Communiqué
Global

Des milliers d’Iraquiens déplacés vivent avec le poids psychologique du conflit

Mosul – Tandis que l’impact psychologique de leurs expériences de ces trois dernières années fait son apparition, les enfants sont particulièrement marqués par la violence de la vie sous le contrôle de Daech. Ils ont besoin d’un soutien psychologique à long terme.
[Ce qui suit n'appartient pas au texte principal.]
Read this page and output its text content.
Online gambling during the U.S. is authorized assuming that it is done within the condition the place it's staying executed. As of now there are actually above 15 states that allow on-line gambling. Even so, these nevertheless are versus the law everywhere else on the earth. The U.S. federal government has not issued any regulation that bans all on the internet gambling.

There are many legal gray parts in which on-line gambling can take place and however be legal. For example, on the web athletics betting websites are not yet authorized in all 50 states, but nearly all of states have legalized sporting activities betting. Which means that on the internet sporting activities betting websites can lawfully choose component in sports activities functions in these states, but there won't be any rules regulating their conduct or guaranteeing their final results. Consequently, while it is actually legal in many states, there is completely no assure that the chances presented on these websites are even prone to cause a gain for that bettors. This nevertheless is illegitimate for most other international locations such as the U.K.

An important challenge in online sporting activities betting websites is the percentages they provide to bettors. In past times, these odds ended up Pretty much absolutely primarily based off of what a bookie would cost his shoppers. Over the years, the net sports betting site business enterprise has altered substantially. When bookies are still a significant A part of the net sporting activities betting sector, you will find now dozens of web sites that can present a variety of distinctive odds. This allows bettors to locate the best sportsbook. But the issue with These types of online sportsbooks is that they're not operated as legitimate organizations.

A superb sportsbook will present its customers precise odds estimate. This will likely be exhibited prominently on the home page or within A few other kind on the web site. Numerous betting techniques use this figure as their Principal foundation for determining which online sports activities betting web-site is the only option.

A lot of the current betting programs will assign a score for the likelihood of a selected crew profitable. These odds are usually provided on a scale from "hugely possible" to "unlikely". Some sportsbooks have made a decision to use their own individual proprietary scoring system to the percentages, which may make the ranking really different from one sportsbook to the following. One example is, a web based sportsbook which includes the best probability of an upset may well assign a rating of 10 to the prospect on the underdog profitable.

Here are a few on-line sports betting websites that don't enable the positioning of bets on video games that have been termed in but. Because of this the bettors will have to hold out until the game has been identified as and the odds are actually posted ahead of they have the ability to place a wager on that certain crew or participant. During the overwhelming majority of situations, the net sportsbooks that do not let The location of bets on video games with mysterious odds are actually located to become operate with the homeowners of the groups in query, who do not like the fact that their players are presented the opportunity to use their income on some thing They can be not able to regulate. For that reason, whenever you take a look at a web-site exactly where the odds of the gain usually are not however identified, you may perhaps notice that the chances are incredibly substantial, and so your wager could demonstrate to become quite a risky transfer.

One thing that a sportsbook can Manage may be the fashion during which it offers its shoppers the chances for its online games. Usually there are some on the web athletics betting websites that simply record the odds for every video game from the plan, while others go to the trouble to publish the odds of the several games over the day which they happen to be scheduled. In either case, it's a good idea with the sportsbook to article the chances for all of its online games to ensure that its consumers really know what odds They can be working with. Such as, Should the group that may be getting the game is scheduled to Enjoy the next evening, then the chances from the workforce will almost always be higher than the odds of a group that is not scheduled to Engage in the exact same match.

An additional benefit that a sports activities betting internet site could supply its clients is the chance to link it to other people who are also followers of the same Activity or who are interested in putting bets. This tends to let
L’OIM propose un soutien aux déplacés internes depuis novembre 2016, quasiment depuis le début de la crise à Mossoul, fournissant des services psychosociaux intégrés à 24 399 Iraquiens déplacés à l’intérieur du pays. Les activités de l’OIM vont de la thérapie individuelle au jeu de groupe. Le soutien émotionnel a lieu sous forme d’activités sportives, de débats de groupe et de consultations spécialisées.

Avec le soutien du Bureau américain d’aide en cas de catastrophe à l’étranger (OFDA) et du gouvernement du Canada, le programme de santé mentale et de soutien psychosocial (MHPSS) de l’OIM compte désormais sept centres prenant en charge les déplacés de Mossoul et ses alentours : les sites d’urgence de la piste d’atterrissage de Qayara et d’Haj Ali et les camps d’Hasansham U3, de Nergizilya et de Chamakor.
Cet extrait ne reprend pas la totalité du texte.